Figure 1. Human 293T cells that lack DNA-PKcs are severely deficient in signal end joining.

A. In vitro kinase assays were performed as described in Methods. Briefly, DNA-PK was not activated (−), activated with linear DNA (L), or activated with linear DNA that includes a single stranded gap (Lg).
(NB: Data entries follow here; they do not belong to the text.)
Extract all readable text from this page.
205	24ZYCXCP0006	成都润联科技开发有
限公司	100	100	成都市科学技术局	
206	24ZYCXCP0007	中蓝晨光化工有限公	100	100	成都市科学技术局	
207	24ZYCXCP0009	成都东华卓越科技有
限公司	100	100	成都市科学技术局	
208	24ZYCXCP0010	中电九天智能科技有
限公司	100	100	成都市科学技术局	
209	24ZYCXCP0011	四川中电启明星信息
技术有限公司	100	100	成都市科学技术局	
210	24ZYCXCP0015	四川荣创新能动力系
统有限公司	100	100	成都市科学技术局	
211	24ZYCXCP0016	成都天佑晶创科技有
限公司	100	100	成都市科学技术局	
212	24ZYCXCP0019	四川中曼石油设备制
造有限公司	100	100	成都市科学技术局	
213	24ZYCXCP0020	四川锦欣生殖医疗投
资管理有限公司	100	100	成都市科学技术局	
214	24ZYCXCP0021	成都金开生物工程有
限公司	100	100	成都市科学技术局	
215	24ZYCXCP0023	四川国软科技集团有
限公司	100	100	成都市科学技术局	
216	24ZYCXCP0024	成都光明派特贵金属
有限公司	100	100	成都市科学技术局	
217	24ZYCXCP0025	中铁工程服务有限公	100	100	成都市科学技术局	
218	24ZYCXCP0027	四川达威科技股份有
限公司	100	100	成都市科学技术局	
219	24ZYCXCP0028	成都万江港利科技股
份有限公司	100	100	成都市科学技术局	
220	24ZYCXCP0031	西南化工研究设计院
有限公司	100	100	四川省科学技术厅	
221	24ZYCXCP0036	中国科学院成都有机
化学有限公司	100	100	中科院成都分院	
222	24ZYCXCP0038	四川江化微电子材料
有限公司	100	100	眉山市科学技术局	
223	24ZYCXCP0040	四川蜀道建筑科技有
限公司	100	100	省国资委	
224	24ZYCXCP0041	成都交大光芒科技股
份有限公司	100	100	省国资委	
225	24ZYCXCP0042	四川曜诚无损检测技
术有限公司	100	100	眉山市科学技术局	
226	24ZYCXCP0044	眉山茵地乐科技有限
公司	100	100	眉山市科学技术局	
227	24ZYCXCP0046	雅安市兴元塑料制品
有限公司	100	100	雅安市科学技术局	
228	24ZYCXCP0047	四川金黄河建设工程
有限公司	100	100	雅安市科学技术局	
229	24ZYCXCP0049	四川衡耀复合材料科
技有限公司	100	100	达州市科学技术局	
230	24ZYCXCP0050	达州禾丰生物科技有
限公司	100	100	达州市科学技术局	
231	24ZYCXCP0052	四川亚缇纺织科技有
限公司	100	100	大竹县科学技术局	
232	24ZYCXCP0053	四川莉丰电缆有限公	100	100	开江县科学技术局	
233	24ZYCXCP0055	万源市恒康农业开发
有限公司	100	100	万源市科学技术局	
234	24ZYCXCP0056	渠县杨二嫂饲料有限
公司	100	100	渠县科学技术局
Kinase reactions were analyzed by western blotting using antibodies specific for DNA-PKcs, phospho-2056 DNA-PKcs, XRCC4, or RPA32. B. Schematic of plasmid VDJ recombination substrates used to detect signal joints (top), coding joints (middle), or I-Sce1 DSB-induced deletion (bottom) are depicted. C and D. Wild type and DNA-PKcs-deficient 293T (C) or V3 (D) cells were transfected with the indicated recombination substrate as well as RAG1 and RAG2 or an I-Sce1 expression construct as specified. Cells were analyzed by flow cytometry 72 hr after transfection and the percentage of recombination was calculated as the percentage of live cells expressing CFP divided by the percentage expressing RFP. Error bars represent the standard error of the means. E. DNA-PKcs-deficient 293T, V3, or Sf19 cells were transfected with indicated recombination substrates, RAG1 and RAG2, and the DNA-PKcs expression construct as specified. Cells were analyzed by flow cytometry as in C and D. F. Wild type and DNA-PKcs-deficient HCT116 cells were transfected with the indicated recombination substrate as well as RAG1 and RAG2 expression constructs as specified. Cells were analyzed by flow cytometry 72 hr after transfection and the percentage of recombination was calculated as the percentage of live cells expressing CFP divided by the percentage expressing RFP. Error bars represent the standard error of the means.